I imagine that for whatever human emotions Kelly feels, she is also drawing on a strength much deeper and broader than her own will is capable of.  You see, she has experienced the healing power of our Creator’s unconditional love.

Whether you support or oppose the death penalty, if you are a person of faith, you cannot deny that Kelly’s life serves as a lesson and testament to the transformative power of grace and mercy, of hope and faith.  In this Lenten season, she has become a symbol for me of how we wrestle with our own sin and yet are still offered light, life and salvation by the great I Am.

This morning, as I listened to the link posted above, I was reminded of God as the Potter.  The one who shapes us and molds us, giving us new life and new opportunities through forgiveness and redemption.  I am reposting this meditation in honor of Kelly Gissendaner and what her story has to teach us all.  ~cameron, 2015

We are the clay and you are the Potter. We are all formed by your hand.

~Isaiah 64:8

Over the weekend, I had the blessing of attending a spiritual pilgrimage that offered me time to explore the depths of my faith, my understanding of grace, and the importance of healing.  While it was a very personal experience that could not be shared adequately in words, I would like to reflect on a very powerful image that came to me.

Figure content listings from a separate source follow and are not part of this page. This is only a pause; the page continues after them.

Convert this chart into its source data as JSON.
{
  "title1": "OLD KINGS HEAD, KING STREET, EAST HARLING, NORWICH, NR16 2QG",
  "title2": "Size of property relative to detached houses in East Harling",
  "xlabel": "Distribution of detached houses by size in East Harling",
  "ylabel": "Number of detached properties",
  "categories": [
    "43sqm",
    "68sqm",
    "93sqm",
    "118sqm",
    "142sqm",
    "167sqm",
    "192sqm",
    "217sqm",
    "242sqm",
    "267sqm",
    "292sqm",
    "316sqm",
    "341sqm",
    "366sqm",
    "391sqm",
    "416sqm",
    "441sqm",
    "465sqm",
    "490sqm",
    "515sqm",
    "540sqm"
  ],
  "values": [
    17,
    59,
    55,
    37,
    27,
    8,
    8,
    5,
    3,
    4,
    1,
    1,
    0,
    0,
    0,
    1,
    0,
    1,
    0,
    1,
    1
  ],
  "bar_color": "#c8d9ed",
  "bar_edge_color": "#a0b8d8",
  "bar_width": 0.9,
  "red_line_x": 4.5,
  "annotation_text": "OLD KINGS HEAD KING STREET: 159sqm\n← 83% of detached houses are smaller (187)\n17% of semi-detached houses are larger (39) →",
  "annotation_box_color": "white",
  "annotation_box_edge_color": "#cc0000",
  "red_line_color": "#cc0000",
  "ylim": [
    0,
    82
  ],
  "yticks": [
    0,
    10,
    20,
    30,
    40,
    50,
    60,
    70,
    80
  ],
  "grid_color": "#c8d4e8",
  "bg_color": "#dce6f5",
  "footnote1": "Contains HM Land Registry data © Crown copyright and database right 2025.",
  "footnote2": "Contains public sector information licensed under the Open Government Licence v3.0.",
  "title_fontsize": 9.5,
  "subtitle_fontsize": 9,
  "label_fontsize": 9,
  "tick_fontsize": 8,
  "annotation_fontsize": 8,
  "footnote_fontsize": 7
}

As I sat with my eyes closed during a time of prayer and healing, I meditated on how I felt physically, emotionally, and spiritually.  Simply put, I was worn out. potter-clay

Warm tears rolled down my cheeks, and I began to envision myself as a big lump of clay resting in the middle of a wheel.  My soul had been pounded and pulled and prodded, and I felt exposed, raw, and unsure.  What was happening to me?

Then it came–the vision of a Potter picking me up between two gentle hands, caressing me, holding me.  As the Potter’s hands shaped me, I was transformed.  I no longer took the shape of the vessel that held onto the pain, sorrow or grief that had pervaded my life for many years.  I began to take on a new form with a new purpose.  What grace~

Returning home, I have been meditating on the Potter’s work and my work too.  It seems very appropriate that this part of my faith journey has taken place during Lent–a time when we meditate on our relationship with God through our relationship with God’s son, Jesus Christ.

As I prepare for the final weeks of this Lenten Season, I give thanks for the Potter who offers hope and healing to a broken world by reshaping us in gentle and loving hands.